Advancements in Technology
Technology continues to advance with new trends emerging annually, and the real estate market is not immune to this progress. These developments have prompted real estate agents to transition towards utilizing social media marketing and embracing artificial intelligence coupled with machine learning, which has already revolutionized business operations. Navigating an unfamiliar territory can prove challenging, particularly for realtors less familiar with technology.
Shifting Consumer Trends
Consumer perspectives evolve over time, posing a potential challenge for realtors who must ensure their business strategies align with the preferences of their target demographic. Consumer decision-making is shaped by factors such as generational background, economic conditions, and socio-cultural values. Within the real estate industry, millennials and Gen Z are recognized as crucial target audiences. A forthcoming generational shift in home buying is anticipated, with millennials increasingly entering the residential real estate market. Research indicates that nearly all of Gen Z highly values home ownership. Adapting to these changing consumer behaviors presents a significant challenge for real estate agents, requiring them to accommodate the diverse perspectives of their target clientele.

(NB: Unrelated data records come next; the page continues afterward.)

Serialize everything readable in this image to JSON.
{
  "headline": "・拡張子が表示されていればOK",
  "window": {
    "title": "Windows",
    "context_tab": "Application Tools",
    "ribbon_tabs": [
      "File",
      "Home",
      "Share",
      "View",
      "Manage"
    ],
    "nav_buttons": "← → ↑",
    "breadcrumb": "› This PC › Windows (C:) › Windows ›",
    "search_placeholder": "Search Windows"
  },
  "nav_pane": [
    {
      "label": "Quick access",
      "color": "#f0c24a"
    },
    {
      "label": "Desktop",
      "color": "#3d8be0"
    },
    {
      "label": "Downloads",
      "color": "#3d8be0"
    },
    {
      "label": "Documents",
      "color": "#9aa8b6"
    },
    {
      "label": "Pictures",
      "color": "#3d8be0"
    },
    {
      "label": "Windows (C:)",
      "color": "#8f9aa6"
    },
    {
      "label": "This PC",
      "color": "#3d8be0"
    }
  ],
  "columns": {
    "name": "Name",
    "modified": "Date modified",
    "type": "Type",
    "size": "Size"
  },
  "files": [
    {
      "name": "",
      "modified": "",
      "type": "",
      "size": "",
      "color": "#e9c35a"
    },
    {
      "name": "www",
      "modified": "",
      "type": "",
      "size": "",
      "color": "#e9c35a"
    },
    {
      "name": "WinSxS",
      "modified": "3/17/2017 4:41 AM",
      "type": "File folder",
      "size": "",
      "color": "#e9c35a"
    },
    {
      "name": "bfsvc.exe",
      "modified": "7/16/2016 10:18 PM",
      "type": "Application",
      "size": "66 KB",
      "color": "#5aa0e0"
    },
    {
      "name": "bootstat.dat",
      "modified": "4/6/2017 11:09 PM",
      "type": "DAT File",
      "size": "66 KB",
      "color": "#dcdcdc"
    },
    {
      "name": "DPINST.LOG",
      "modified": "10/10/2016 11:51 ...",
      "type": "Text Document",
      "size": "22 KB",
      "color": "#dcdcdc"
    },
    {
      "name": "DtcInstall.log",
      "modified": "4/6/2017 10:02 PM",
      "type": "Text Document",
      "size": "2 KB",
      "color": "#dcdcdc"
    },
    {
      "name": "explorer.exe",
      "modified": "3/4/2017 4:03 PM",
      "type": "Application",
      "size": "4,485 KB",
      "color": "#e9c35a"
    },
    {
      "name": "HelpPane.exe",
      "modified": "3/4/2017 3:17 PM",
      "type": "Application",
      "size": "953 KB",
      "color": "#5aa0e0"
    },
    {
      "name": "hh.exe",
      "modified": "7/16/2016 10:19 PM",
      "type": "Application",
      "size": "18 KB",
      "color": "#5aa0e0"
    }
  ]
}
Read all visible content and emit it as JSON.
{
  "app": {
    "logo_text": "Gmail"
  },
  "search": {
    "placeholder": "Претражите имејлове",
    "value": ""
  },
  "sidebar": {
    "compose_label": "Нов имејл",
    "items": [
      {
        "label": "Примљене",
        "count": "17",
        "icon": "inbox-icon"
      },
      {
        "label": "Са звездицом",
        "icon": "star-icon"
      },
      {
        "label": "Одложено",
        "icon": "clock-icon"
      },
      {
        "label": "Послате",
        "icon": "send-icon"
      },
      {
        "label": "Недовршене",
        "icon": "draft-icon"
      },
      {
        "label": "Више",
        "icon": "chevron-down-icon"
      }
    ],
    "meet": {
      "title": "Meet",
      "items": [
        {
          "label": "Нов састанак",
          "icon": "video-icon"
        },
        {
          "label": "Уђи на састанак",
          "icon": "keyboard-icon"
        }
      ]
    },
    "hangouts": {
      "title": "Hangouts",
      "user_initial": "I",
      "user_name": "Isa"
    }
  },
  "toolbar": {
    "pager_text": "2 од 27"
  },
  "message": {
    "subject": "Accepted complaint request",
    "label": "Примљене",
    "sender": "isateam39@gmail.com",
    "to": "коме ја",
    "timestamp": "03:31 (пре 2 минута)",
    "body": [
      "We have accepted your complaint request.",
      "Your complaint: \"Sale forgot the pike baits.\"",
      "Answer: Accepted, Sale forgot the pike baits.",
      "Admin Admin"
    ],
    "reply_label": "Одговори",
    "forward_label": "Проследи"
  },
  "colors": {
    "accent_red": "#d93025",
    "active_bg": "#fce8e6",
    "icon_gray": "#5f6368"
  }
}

In the face of the challenges presented to the real estate market in the upcoming year of 2024, it is crucial for industry professionals to remain adaptive and proactive. Addressing the complexities arising from various factors such as technological advancements, shifting consumer behaviors, and the evolving dynamics of remote work will be pivotal for ensuring sustained growth and resilience. By embracing innovative strategies and fostering a deep understanding of the changing landscape, the real estate sector can position itself to not only overcome these challenges but also to thrive and capitalize on the opportunities that lie ahead.